Though Oakland County is the Poweshieks' remaining stronghold, that's a relative term. A few years back, as many as 300 of the butterflies could be found locally, Losey said. Now the count is less than 70.
"That's why we're really sensitive about having folks in the habitat where they remain—loving them to death," he said.
Many scientists believe the planet is experiencing its sixth mass extinction in the past half-billion years, the first since the dinosaurs were lost 65 million years ago.

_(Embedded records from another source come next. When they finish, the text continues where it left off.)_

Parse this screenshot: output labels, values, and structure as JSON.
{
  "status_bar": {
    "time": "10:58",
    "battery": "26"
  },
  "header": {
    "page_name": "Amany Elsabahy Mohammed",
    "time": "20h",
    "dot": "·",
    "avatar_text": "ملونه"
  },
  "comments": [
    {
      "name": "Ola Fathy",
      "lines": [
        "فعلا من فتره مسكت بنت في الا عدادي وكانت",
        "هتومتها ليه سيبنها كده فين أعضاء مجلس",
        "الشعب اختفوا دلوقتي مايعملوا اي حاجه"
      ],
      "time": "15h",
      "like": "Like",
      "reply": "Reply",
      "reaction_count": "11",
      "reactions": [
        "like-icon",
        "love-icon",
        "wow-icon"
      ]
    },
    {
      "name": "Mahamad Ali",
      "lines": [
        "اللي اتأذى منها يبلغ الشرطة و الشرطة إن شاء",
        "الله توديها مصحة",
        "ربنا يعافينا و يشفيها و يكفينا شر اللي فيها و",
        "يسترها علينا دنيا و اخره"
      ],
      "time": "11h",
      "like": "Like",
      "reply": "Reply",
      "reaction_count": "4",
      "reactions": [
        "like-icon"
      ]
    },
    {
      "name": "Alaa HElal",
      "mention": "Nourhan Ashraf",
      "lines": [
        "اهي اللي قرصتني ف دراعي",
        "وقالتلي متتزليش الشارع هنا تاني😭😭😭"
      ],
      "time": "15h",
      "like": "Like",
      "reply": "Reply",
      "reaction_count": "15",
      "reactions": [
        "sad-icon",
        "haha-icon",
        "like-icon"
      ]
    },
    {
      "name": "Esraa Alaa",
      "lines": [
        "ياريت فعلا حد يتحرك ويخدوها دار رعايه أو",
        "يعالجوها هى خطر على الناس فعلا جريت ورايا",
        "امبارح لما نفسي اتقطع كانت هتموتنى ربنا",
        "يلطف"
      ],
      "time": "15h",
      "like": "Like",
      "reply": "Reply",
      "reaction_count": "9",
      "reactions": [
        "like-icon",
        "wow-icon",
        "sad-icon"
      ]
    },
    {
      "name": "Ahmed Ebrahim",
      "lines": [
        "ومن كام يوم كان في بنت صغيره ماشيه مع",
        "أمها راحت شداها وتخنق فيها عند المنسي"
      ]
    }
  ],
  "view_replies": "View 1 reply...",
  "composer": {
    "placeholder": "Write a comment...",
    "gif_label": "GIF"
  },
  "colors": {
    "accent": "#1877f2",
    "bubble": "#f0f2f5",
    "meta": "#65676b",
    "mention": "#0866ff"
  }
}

Human activities are believed behind the increased pace of extinctions.
Those working to save the Poweshiek skipperling acknowledge that it's on the knife's edge of joining the millions of species lost to the ages.
"Given that worldwide we're looking at an extinction crisis, it's possible we're looking at the same thing in Oakland County in 2018," Losey said. "But it goes to show how much we're still learning about the natural world, how our impacts are maybe contributing to their declines."
Why should people care? Walls said Springfield Township residents consider protecting and enhancing the natural habitat around them as a "major goal" for the enjoyment it brings, the recreational opportunities, and for property values.
The Poweshieks may be a harbinger, Smith said.
"While we are witnessing the decline of this species, we're also seeing the decline of other prairie butterflies, bumblebees. And maybe for similar reasons," she said.
The continued loss of natural pollinators could have major, negative impacts on the agricultural industry worldwide, studies have shown.
"They're kind of a canary in the coal mine. Something happened to cause this dramatic decline in the early 2000s. It's an indicator that something is wrong that we need to pay attention to."